46 stars 7 forks source link

Create <whitespace> and <newline>, (, ), etc nodes rather than throwing out tokens #16

Open bcoe opened 3 years ago

bcoe commented 3 years ago

So that there's no lost information in the parse tree, we should create <whitespace> and <newline> tokens for spacing characters that fall outside of <text> nodes.

wesleytodd commented 3 years ago

I realized after submitting that review that the pr was merged, so just to keep the context organized I figured I would re-post it here to see if we need to follow up:

I might be wrong here, but I think we need a <blankline> token which is <blankline> ::= <newline>, <newline>+ as the separators between the <summary>, <body>, & <footer>. If I read this correctly as it, you would have a valid summary/body as (only one LF):

fix: summary line
this is my body

Am I missing something here? The implementation looks right, but I think it is just miss-represented in the grammar spec.

https://github.com/conventional-commits/parser/pull/26#pullrequestreview-559300866

bcoe commented 3 years ago

Am I missing something here? The implementation looks right, but I think it is just miss-represented in the grammar spec.

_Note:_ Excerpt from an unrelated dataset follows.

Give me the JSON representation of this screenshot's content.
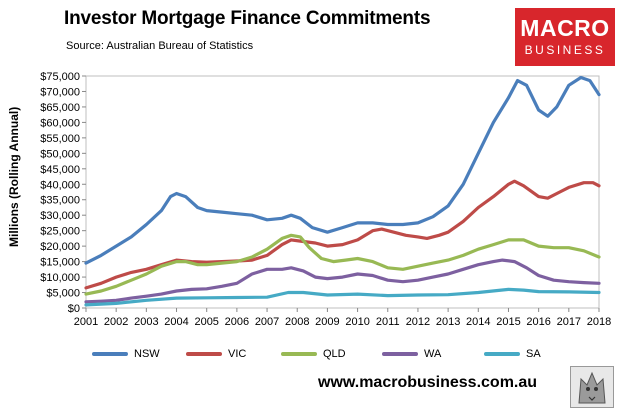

@wesleytodd this was intentional on my part, I see no reason that:

fix: summary line
this is my body

shouldn't parse correctly, since it doesn't cause any trouble for the grammar.

bcoe commented 3 years ago

@byCedric @wesleytodd having been playing around a bit with a tree visitor, it jumps out at me that we'll probably also want to add (, ), and any other tokens I might be missing? to the tree.

This allows us to do something like visit(summary, () => true, (node) => { if (node.value) { text += node.value} }), to put a portion of the tree back together into raw text.

wesleytodd commented 3 years ago

this was intentional on my part

Not opposed to this, but it is a change (might be breaking even?) from the current spec. What does the current parser do in this case?

This allows us to do something like visit(summary, () => true, (node) => { if (node.value) { text += node.value} }), to put a portion of the tree back together into raw text.

This was my main concern with not having these. If you want to modify and stringify, these markers are very helpful to maintain exact formatting.

byCedric commented 3 years ago

@byCedric @wesleytodd having been playing around a bit with a tree visitor, it jumps out at me that we'll probably also want to add (, ), and any other tokens I might be missing? to the tree.

Yeah, it feels a bit odd that we remove those scopes. In this change I had to mitigate it by doing some stuff differently.

One thing we could add is something similar to nlcst's punctuation. Not sure if we have more than the scope parenthesis, but if we do we might want to consider that.

bcoe commented 3 years ago

Not opposed to this, but it is a change (might be breaking even?) from the current spec.

I think I've made a few breaking changes as we transcribe the grammar. I'm trying to channel all the things I've seen colleagues accidentally get wrong, and then reach out to me about.

Making the grammar as forgiving as possible, but then having a linter on top of it, I'd say is the ideal. We can have a linter indicate that it's recommended to have \n\n between the summary and body, while still parsing appropriately.

Yeah, it feels a bit odd that we remove those scopes. In this change I had to mitigate it by doing some stuff differently.

I'm happy with a Punctuation node, if it's only parenthesis we don't have in the tree right now, perhaps we could even just call it a Parenthesis node?